I would lube it first with ATF (automatic transmission fluid, which I use all the time on my bikes) and follow that with gear oil, to see if you can't use the existing chain and sprockets.
Your wife will not want you to use either of these once you have determined if you can use the bike as is; shift to a lube that isn't messy at least for her bike.
I like ATF because it does not hold grit like most oils, and, it has additives that should help the o-rings. But it is messy! Equivalent to 7.5 wt oil in its viscosity. I still use it for fork oil (this dates me, pretty much).
I would use kerosine (not gasoline!!!!!) and a nylon brush (not wire brush!!!!!) to attempt to remove the rust. Likely, with such low miles, it is just surface rust and hasn't penetrated the rollers. Look it over after cleaning it and make sure there are no binding or sticking links, and it should be ok.

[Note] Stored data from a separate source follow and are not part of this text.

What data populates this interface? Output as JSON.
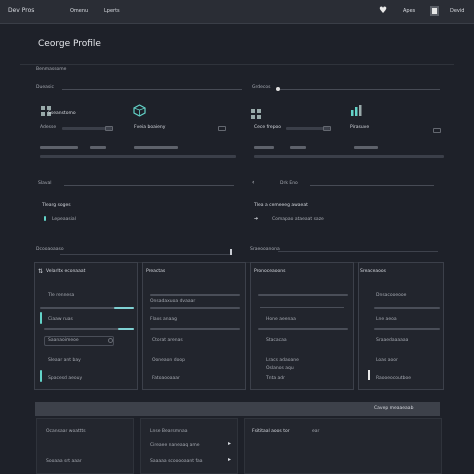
{
  "topbar": {
    "logo_text": "Dev Pros",
    "nav": [
      "Omenu",
      "Lperts"
    ],
    "right_label": "Apes",
    "far_label": "Devid"
  },
  "page": {
    "title": "Ceorge Profile"
  },
  "section1": {
    "label": "Benmassome"
  },
  "cards_top": {
    "left_header": "Dueasic",
    "right_header": "Grdecos",
    "cards": [
      {
        "icon": "grid-icon",
        "name": "Sseanstomo",
        "label": "Adesse"
      },
      {
        "icon": "cube-icon",
        "name": "Fveia boaieny",
        "label": ""
      },
      {
        "icon": "grid-icon",
        "name": "Cece frepoo",
        "label": ""
      },
      {
        "icon": "chart-icon",
        "name": "Pirasuve",
        "label": ""
      }
    ]
  },
  "section2": {
    "left_label": "Slaval",
    "right_label": "Drk Eno",
    "left_title": "Tlearg soges",
    "left_item": "Lepeaasial",
    "right_title": "Tlea a cemeeeg awaeat",
    "right_item": "Comapao ataeaat saze"
  },
  "section3": {
    "label_left": "Dcooaoaaso",
    "label_mid": "Sraeooanona",
    "columns": [
      {
        "title": "Velarltx econaaat",
        "rows": [
          "Tle rennesa",
          "Ciaaw ruas",
          "Saanaoimeoe",
          "Sleaar ant bay",
          "Spacesd aeouy"
        ]
      },
      {
        "title": "Preactas",
        "rows": [
          "Onsadaxuoa dvaaar",
          "Flaxs anaag",
          "Ctorat arenas",
          "Ooneaon doop",
          "Fatoaooaaar"
        ]
      },
      {
        "title": "Pronoceaoons",
        "rows": [
          "Hone aeenaa",
          "Stacacaa",
          "Lracs adaoane",
          "Oslanos aqu",
          "Tnta adr"
        ]
      },
      {
        "title": "Sreaceaoos",
        "rows": [
          "Dnsacooeooe",
          "Lne aeoa",
          "Sraaedaaaaaa",
          "Loas aoor",
          "Raooeocoutboe"
        ]
      }
    ]
  },
  "bottom": {
    "band_label": "Cavep meaaeaab",
    "left_rows": [
      "Ocansaar woattts",
      "Sooaaa srt aaar"
    ],
    "mid_rows": [
      "Lnse Bearsmnaa",
      "Cireaee naneaaq ame",
      "Saaaaa scooooaant faa"
    ],
    "right_title": "Fsititaal aoos tor",
    "right_tag": "ear"
  },
  "colors": {
    "background": "#1e2129",
    "accent": "#63d3c8",
    "panel": "#22252d"
  }
}
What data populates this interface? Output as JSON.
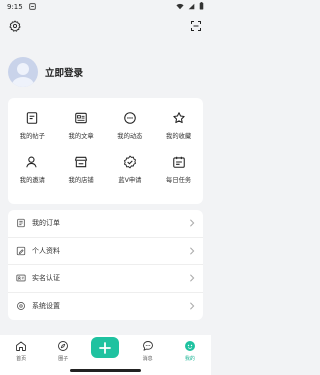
{
  "status_bar": {
    "time": "9:15"
  },
  "profile": {
    "login_label": "立即登录"
  },
  "grid": {
    "items": [
      {
        "label": "我的帖子",
        "icon": "post-icon"
      },
      {
        "label": "我的文章",
        "icon": "article-icon"
      },
      {
        "label": "我的动态",
        "icon": "moments-icon"
      },
      {
        "label": "我的收藏",
        "icon": "star-icon"
      },
      {
        "label": "我的邀请",
        "icon": "invite-icon"
      },
      {
        "label": "我的店铺",
        "icon": "shop-icon"
      },
      {
        "label": "蓝V申请",
        "icon": "verified-icon"
      },
      {
        "label": "每日任务",
        "icon": "calendar-icon"
      }
    ]
  },
  "list": {
    "items": [
      {
        "label": "我的订单",
        "icon": "order-icon"
      },
      {
        "label": "个人资料",
        "icon": "profile-edit-icon"
      },
      {
        "label": "实名认证",
        "icon": "id-card-icon"
      },
      {
        "label": "系统设置",
        "icon": "settings-icon"
      }
    ]
  },
  "tabbar": {
    "tabs": [
      {
        "label": "首页",
        "icon": "home-icon"
      },
      {
        "label": "圈子",
        "icon": "compass-icon"
      },
      {
        "label": "",
        "icon": "plus-icon"
      },
      {
        "label": "消息",
        "icon": "message-icon"
      },
      {
        "label": "我的",
        "icon": "me-icon"
      }
    ]
  },
  "colors": {
    "accent": "#1fc2a0",
    "background": "#f2f3f5",
    "card": "#ffffff"
  }
}
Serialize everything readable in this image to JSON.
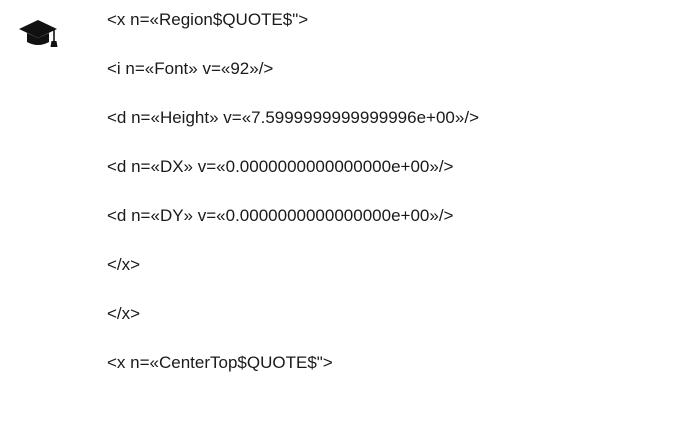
{
  "icon": "graduation-cap-icon",
  "lines": [
    "<x n=«Region$QUOTE$\">",
    "<i n=«Font» v=«92»/>",
    "<d n=«Height» v=«7.5999999999999996e+00»/>",
    "<d n=«DX» v=«0.0000000000000000e+00»/>",
    "<d n=«DY» v=«0.0000000000000000e+00»/>",
    "</x>",
    "</x>",
    "<x n=«CenterTop$QUOTE$\">"
  ]
}
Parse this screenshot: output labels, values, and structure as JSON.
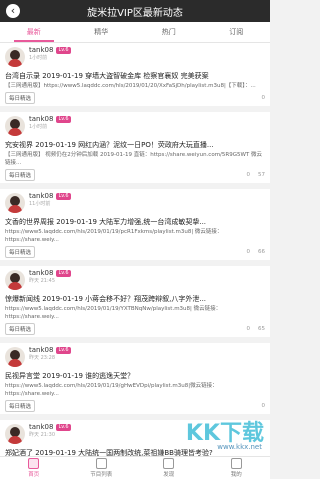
{
  "header": {
    "title": "旋米拉VIP区最新动态",
    "back_icon": "back-icon"
  },
  "tabs": [
    {
      "label": "最新",
      "active": true
    },
    {
      "label": "精华",
      "active": false
    },
    {
      "label": "热门",
      "active": false
    },
    {
      "label": "订阅",
      "active": false
    }
  ],
  "posts": [
    {
      "user": "tank08",
      "level": "Lv.6",
      "time": "1小时前",
      "content": "台湾自示录 2019-01-19 穿墙大盗智破金库 检察官襄奴 完美获案",
      "sub": "【三网通用版】https://www5.laqddc.com/hls/2019/01/20/XxFaSjDh/playlist.m3u8|【下载】：...",
      "board": "每日精选",
      "views": "",
      "comments": "0",
      "likes": ""
    },
    {
      "user": "tank08",
      "level": "Lv.6",
      "time": "1小时前",
      "content": "究安视界 2019-01-19 网红内涵？泥纹一日PO！荧政府大玩直播...",
      "sub": "【三网通用版】 视频仍在2分钟后加载 2019-01-19 直链：https://share.weiyun.com/5R9G5WT 微云链接...",
      "board": "每日精选",
      "views": "",
      "comments": "0",
      "likes": "57"
    },
    {
      "user": "tank08",
      "level": "Lv.6",
      "time": "11小时前",
      "content": "文香的世界周报 2019-01-19 大陆军力增强,统一台湾成敏契挚...",
      "sub": "https://www5.laqddc.com/hls/2019/01/19/pcR1Fxkms/playlist.m3u8| 微云链接：https://share.weiy...",
      "board": "每日精选",
      "views": "",
      "comments": "0",
      "likes": "66"
    },
    {
      "user": "tank08",
      "level": "Lv.6",
      "time": "昨天 21:45",
      "content": "惊爆新闻线 2019-01-19 小蒋会移不好？翔茂跨辩叙,八字外泄...",
      "sub": "https://www5.laqddc.com/hls/2019/01/19/YXTBNqNw/playlist.m3u8| 微云链接：https://share.weiy...",
      "board": "每日精选",
      "views": "",
      "comments": "0",
      "likes": "65"
    },
    {
      "user": "tank08",
      "level": "Lv.6",
      "time": "昨天 23:28",
      "content": "民视异言堂 2019-01-19 谁的逃逸天堂？",
      "sub": "https://www5.laqddc.com/hls/2019/01/19/gHwEVDpi/playlist.m3u8|微云链接：https://share.weiy...",
      "board": "每日精选",
      "views": "",
      "comments": "0",
      "likes": ""
    },
    {
      "user": "tank08",
      "level": "Lv.6",
      "time": "昨天 21:30",
      "content": "郑妃酒了 2019-01-19 大陆统一国两制改统,菜祖嫌BB骑理皆考验?",
      "sub": "",
      "board": "",
      "views": "",
      "comments": "",
      "likes": ""
    }
  ],
  "bottom_nav": [
    {
      "label": "首页",
      "icon": "home-icon",
      "active": true
    },
    {
      "label": "节目列表",
      "icon": "list-icon",
      "active": false
    },
    {
      "label": "发现",
      "icon": "discover-icon",
      "active": false
    },
    {
      "label": "我的",
      "icon": "profile-icon",
      "active": false
    }
  ],
  "watermark": {
    "text": "KK下载",
    "url": "www.kkx.net"
  }
}
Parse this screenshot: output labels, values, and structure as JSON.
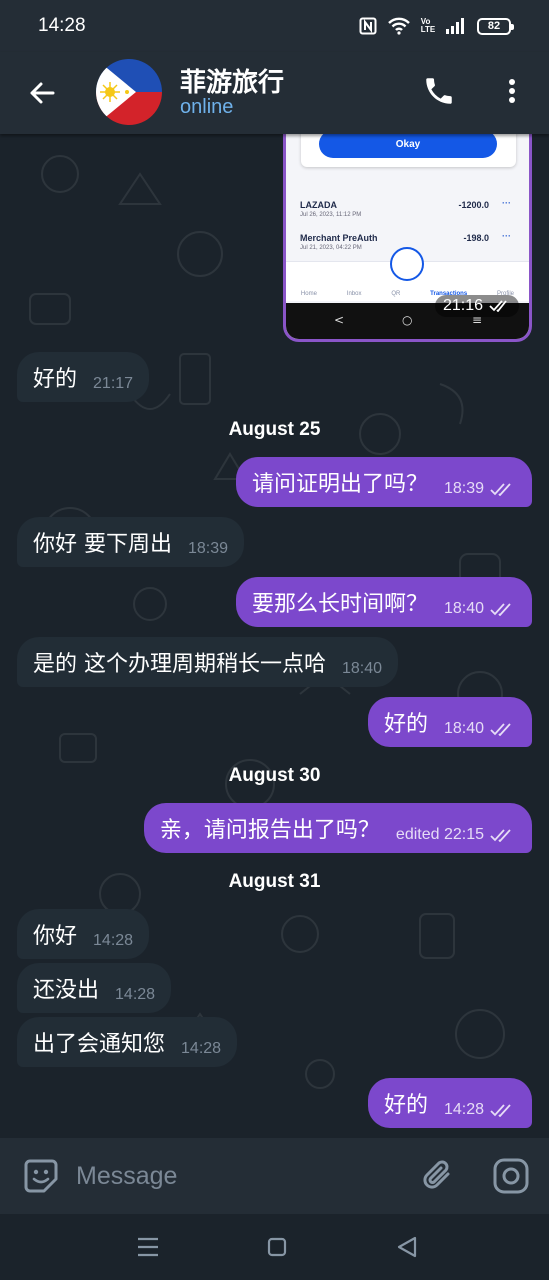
{
  "status_bar": {
    "time": "14:28",
    "battery": "82",
    "volte": "Vo LTE"
  },
  "header": {
    "title": "菲游旅行",
    "status": "online"
  },
  "image_message": {
    "popup_button": "Okay",
    "rows": [
      {
        "name": "LAZADA",
        "date": "Jul 26, 2023, 11:12 PM",
        "amount": "-1200.0"
      },
      {
        "name": "Merchant PreAuth",
        "date": "Jul 21, 2023, 04:22 PM",
        "amount": "-198.0"
      }
    ],
    "nav": [
      "Home",
      "Inbox",
      "QR",
      "Transactions",
      "Profile"
    ],
    "time": "21:16"
  },
  "messages": [
    {
      "dir": "in",
      "text": "好的",
      "time": "21:17"
    },
    {
      "date": "August 25"
    },
    {
      "dir": "out",
      "text": "请问证明出了吗？",
      "time": "18:39"
    },
    {
      "dir": "in",
      "text": "你好 要下周出",
      "time": "18:39"
    },
    {
      "dir": "out",
      "text": "要那么长时间啊？",
      "time": "18:40"
    },
    {
      "dir": "in",
      "text": "是的 这个办理周期稍长一点哈",
      "time": "18:40"
    },
    {
      "dir": "out",
      "text": "好的",
      "time": "18:40"
    },
    {
      "date": "August 30"
    },
    {
      "dir": "out",
      "text": "亲，请问报告出了吗？",
      "time": "edited 22:15"
    },
    {
      "date": "August 31"
    },
    {
      "dir": "in",
      "text": "你好",
      "time": "14:28"
    },
    {
      "dir": "in",
      "text": "还没出",
      "time": "14:28"
    },
    {
      "dir": "in",
      "text": "出了会通知您",
      "time": "14:28"
    },
    {
      "dir": "out",
      "text": "好的",
      "time": "14:28"
    }
  ],
  "composer": {
    "placeholder": "Message"
  },
  "colors": {
    "outgoing_bubble": "#7c48cc",
    "incoming_bubble": "#222d36",
    "status_link": "#6fb1ea",
    "header_bg": "#242d36"
  }
}
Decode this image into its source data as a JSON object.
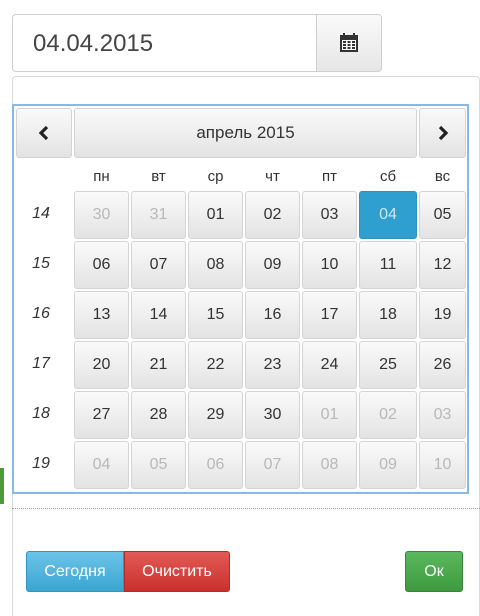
{
  "date_field": {
    "value": "04.04.2015",
    "button_icon": "calendar-icon"
  },
  "calendar": {
    "month_label": "апрель 2015",
    "prev_icon": "chevron-left-icon",
    "next_icon": "chevron-right-icon",
    "weekdays": [
      "пн",
      "вт",
      "ср",
      "чт",
      "пт",
      "сб",
      "вс"
    ],
    "weeks": [
      {
        "number": "14",
        "days": [
          {
            "label": "30",
            "muted": true
          },
          {
            "label": "31",
            "muted": true
          },
          {
            "label": "01",
            "muted": false
          },
          {
            "label": "02",
            "muted": false
          },
          {
            "label": "03",
            "muted": false
          },
          {
            "label": "04",
            "muted": false,
            "selected": true
          },
          {
            "label": "05",
            "muted": false
          }
        ]
      },
      {
        "number": "15",
        "days": [
          {
            "label": "06"
          },
          {
            "label": "07"
          },
          {
            "label": "08"
          },
          {
            "label": "09"
          },
          {
            "label": "10"
          },
          {
            "label": "11"
          },
          {
            "label": "12"
          }
        ]
      },
      {
        "number": "16",
        "days": [
          {
            "label": "13"
          },
          {
            "label": "14"
          },
          {
            "label": "15"
          },
          {
            "label": "16"
          },
          {
            "label": "17"
          },
          {
            "label": "18"
          },
          {
            "label": "19"
          }
        ]
      },
      {
        "number": "17",
        "days": [
          {
            "label": "20"
          },
          {
            "label": "21"
          },
          {
            "label": "22"
          },
          {
            "label": "23"
          },
          {
            "label": "24"
          },
          {
            "label": "25"
          },
          {
            "label": "26"
          }
        ]
      },
      {
        "number": "18",
        "days": [
          {
            "label": "27"
          },
          {
            "label": "28"
          },
          {
            "label": "29"
          },
          {
            "label": "30"
          },
          {
            "label": "01",
            "muted": true
          },
          {
            "label": "02",
            "muted": true
          },
          {
            "label": "03",
            "muted": true
          }
        ]
      },
      {
        "number": "19",
        "days": [
          {
            "label": "04",
            "muted": true
          },
          {
            "label": "05",
            "muted": true
          },
          {
            "label": "06",
            "muted": true
          },
          {
            "label": "07",
            "muted": true
          },
          {
            "label": "08",
            "muted": true
          },
          {
            "label": "09",
            "muted": true
          },
          {
            "label": "10",
            "muted": true
          }
        ]
      }
    ],
    "colors": {
      "selected": "#2e9fcf",
      "today_button": "#3aa5d1",
      "clear_button": "#c9302c",
      "ok_button": "#5cb85c"
    }
  },
  "footer": {
    "today_label": "Сегодня",
    "clear_label": "Очистить",
    "ok_label": "Ок"
  }
}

I also assume that with only 1000 miles on it the sprockets are perfectly fine, unless during that period for some reason the chain was waaaaay overtightened (many new riders will do this thinking any chain slack and it might fly off), and the teeth are hooked because of it.
After cleaning the chain, while oils will lubricate the chain very well, they also attract grit and dirt and fling off more than drying lubricants. I personally like the Original Bike Spirits chain lube, because it has tons of moly and dries to a waxy coat, which repels water and doesn't get sticky. Any lube that doesn't get sticky should be fine. Gear oil/tranny oil can be used in a pinch if needed, but will require a good cleaning with kerosine before reapplication later, particularly if you're in a dusty environment.
Welcome to the site!
If it were me, I would probably replace that drive chain. While it's hard to see the rollers in your pic, I'm guessing they are just as rusty as the side plates. And so running a chain with rust pitted rollers would more than likely accelerate wear on the sprocket teeth.
Here's a good quality RK 520 O-ring drive chain on Amazon (I've been running the same RK chain on my Honda XR400R with no issues) and is the correct length for the CBR250R: https://www.amazon.com/RK-Racing-Cha...20+drive+chain
all good advice..
you could also use new parts
while cleaning and soaking etc
the original, if otherwise ok,
for an emergency/spare..
[if you/she think that way]
you just dont know what its had
or not had done to it.. best bet
ditch/replace oil as recommended,
or any fluids etc, you may suspect..
clean sheet, as they say..
First off, thanks for all the replies. I do appreciate it. I took a couple better pictures of the chain in better lighting.
Since my wife is going to be on the bike, I think i'll just outright replace the chain. I mean, it's $40 lol. Thanks for the link! I'll leave the sprocket alone. I'm sure it's fine.
As Schroeder mentioned the possibility of the engine oil being original, or even if it was changed at the 600 mile service it's likely the oil is at least couple years old now (which wouldn't surprise me on a 5 year old bike with 1000 miles), I'd also recommend doing an oil & filter change right away.
Make also sure that the bike has had it's 600 miles service done. With two previous riders and just 1.000 miles it's possible that both thought it unnecessary and you still have the original oil in there.
Besides I think some of the bikes had valve clearance problems that had to be remedied at that service.
The fluids were changed a couple times at least. Regardless, I'm going to change the coolant and oil both and make sure they're new. Standard stuff.